Donald Ervin Knuth, (born January 10th, 1938) is a renowned computer scientist and professor emeritus at Stanford University. Knuth is best known as the author of the multi-volume The Art of Computer Programming, one of the most highly respected references in the computer science field. He practically created the field of rigorous analysis of algorithms, and made many seminal contributions to several branches of theoretical computer science. He also pioneered the concept of literate programming.
Edsger Wybe Dijkstra (Rotterdam, May 11th, 1930 – Nuenen, August 6th, 2002) was a Dutch computer scientist. He received the 1972 A.M. Turing Award for fundamental contributions in the area of programming languages, and was the Schlumberger Centennial Chair of Computer Sciences at The University of Texas from 1984 until his death in 2002.
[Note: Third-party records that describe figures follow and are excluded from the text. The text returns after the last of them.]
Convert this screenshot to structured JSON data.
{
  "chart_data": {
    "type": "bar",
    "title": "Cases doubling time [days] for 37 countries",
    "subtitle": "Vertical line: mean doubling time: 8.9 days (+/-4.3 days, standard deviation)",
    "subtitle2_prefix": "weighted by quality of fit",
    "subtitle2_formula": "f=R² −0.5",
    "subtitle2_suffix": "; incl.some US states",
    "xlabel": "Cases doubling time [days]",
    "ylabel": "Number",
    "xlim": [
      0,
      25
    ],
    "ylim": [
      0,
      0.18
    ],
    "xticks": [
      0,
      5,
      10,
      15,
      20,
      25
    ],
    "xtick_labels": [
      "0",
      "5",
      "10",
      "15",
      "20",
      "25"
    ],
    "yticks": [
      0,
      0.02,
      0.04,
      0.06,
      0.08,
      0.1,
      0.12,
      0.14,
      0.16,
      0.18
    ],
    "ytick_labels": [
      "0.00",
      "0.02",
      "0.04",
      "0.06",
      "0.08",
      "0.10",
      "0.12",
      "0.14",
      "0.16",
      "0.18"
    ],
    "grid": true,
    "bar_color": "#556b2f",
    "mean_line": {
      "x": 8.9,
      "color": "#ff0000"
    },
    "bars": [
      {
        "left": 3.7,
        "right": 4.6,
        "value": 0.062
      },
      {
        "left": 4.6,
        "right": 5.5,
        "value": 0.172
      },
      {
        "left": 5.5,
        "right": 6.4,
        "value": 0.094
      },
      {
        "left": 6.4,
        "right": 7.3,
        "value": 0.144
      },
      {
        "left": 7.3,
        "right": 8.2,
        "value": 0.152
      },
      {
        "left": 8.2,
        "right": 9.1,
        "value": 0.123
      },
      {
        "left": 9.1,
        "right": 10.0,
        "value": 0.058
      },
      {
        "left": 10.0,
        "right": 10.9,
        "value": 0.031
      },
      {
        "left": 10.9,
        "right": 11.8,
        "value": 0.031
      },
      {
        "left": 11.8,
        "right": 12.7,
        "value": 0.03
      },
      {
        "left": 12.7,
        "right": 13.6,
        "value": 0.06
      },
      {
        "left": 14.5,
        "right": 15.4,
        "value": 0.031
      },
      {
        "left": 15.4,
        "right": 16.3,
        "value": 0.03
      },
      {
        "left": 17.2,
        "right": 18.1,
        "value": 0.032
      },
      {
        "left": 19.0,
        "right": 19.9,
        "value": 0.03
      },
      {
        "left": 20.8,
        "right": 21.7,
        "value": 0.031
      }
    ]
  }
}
Dijkstra was known for his essays on programming; he was the first to make the claim that programming is so inherently difficult and complex that programmers need to harness every trick and abstraction possible in hopes of managing the complexity of it successfully.
Charles Babbage (26th December 1791 – 18th October 1871) was an English mathematician, analytical philosopher, mechanical engineer and (proto-) computer scientist who originated the idea of a programmable computer. Parts of his uncompleted mechanisms are on display in the London Science Museum. In 1991, working from Babbage's original plans, a difference engine was completed, and functioned perfectly. It was built to tolerances achievable in the 19th century, indicating that Babbage's machine would have worked. Nine years later, the Science Museum completed the printer which Babbage had designed for the difference engine; it featured astonishing complexity for a 19th century device.
Among Ukrainian scientists whose contributions to the field of computing are highly assessed we should mention first of all Victor Glushkov who was the founder of information technology in the Soviet Union (and specifically in Ukraine), and one of the founders of Cybernetics.
He contributed much to the theory of automata. He and his followers (Kapitonova, Letichevskiy and others) successfully applied that theory to enhance construction of computers. His book "Synthesis of Digital Automata" became well known. For that work he was awarded the Lenin State Prize in 1964 and was elected as a Member of the Academy of Science of USSR.
He greatly influenced many other fields of theoretical computer science (including the theory of programming and artificial intelligence). He published nearly 800 works.